For positive acute angles $A$ and $B$, it is known that $\sin A=\frac{4}{5}$ and $\tan B=\frac{21}{20}$. Find the value of $\sin (A-B)$ in simplest form. Answer Attempt 1 out of 2

Step 1 ：Understand the problem: We are given the values of \(\sin A = \frac{4}{5}\) and \(\tan B = \frac{21}{20}\), where A and B are positive acute angles. We are asked to find the value of \(\sin (A-B)\).

Step 2 ：Use the formula for \(\sin (A-B)\), which is \(\sin A \cos B - \cos A \sin B\).

Step 3 ：Find the values of \(\cos A\) and \(\cos B\). Using the Pythagorean identity \(\sin^2 A + \cos^2 A = 1\), we find that \(\cos A = \sqrt{1 - \sin^2 A} = \sqrt{1 - \left(\frac{4}{5}\right)^2} = \frac{3}{5}\). Similarly, using the identity \(\tan B = \frac{\sin B}{\cos B}\) and the Pythagorean identity, we find that \(\cos B = \sqrt{1 - \sin^2 B} = \sqrt{1 - \left(\frac{21}{20}\right)^2 / \left(1 + \left(\frac{21}{20}\right)^2\right)} = \frac{20}{29}\).

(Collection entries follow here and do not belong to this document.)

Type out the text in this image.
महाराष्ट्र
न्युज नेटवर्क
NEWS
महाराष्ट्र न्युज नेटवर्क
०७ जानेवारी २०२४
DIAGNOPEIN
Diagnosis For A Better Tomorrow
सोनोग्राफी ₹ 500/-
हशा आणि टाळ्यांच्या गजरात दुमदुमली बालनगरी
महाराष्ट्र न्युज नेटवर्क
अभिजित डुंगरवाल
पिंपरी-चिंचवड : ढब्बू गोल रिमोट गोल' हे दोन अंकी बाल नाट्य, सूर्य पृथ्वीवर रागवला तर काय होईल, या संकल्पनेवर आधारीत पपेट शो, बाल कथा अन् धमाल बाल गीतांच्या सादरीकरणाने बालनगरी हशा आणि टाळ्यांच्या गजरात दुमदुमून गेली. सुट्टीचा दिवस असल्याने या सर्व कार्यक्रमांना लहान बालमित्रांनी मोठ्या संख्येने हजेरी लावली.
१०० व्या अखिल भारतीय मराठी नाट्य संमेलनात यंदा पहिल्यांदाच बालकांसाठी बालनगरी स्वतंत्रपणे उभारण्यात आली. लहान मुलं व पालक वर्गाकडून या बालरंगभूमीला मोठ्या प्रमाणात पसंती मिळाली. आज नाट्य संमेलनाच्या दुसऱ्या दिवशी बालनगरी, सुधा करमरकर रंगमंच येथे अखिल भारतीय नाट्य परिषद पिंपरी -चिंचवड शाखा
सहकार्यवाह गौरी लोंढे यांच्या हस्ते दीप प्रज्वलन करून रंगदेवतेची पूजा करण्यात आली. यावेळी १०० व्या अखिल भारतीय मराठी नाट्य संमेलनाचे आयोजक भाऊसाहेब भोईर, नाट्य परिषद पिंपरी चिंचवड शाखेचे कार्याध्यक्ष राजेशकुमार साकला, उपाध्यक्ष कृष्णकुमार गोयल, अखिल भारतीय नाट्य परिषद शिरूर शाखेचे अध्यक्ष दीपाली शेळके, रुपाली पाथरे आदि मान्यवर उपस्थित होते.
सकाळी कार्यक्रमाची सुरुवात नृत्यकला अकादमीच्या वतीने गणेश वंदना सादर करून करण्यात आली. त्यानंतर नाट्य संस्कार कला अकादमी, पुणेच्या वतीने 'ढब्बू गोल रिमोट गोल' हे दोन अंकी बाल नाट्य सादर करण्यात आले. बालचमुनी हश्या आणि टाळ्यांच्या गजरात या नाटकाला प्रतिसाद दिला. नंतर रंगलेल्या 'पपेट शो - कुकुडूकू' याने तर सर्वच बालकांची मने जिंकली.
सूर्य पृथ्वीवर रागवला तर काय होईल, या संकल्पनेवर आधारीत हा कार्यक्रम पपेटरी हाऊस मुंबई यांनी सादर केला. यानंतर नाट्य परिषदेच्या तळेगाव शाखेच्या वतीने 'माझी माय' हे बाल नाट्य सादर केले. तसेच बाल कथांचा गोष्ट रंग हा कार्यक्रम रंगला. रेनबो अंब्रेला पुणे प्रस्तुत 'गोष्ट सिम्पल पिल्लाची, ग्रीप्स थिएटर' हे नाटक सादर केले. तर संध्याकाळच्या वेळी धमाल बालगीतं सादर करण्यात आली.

Step 4 ：Substitute the values into the formula to get \(\sin (A-B) = \left(\frac{4}{5}\right) * \left(\frac{20}{29}\right) - \left(\frac{3}{5}\right) * \left(\frac{21}{29}\right) = \frac{80}{145} - \frac{63}{145} = \frac{17}{145}\).

Step 5 ：Check the result: The result is a valid value for the sine of an angle, so it meets the requirements of the problem.

Step 6 ：\(\boxed{\sin (A-B) = \frac{17}{145}}\)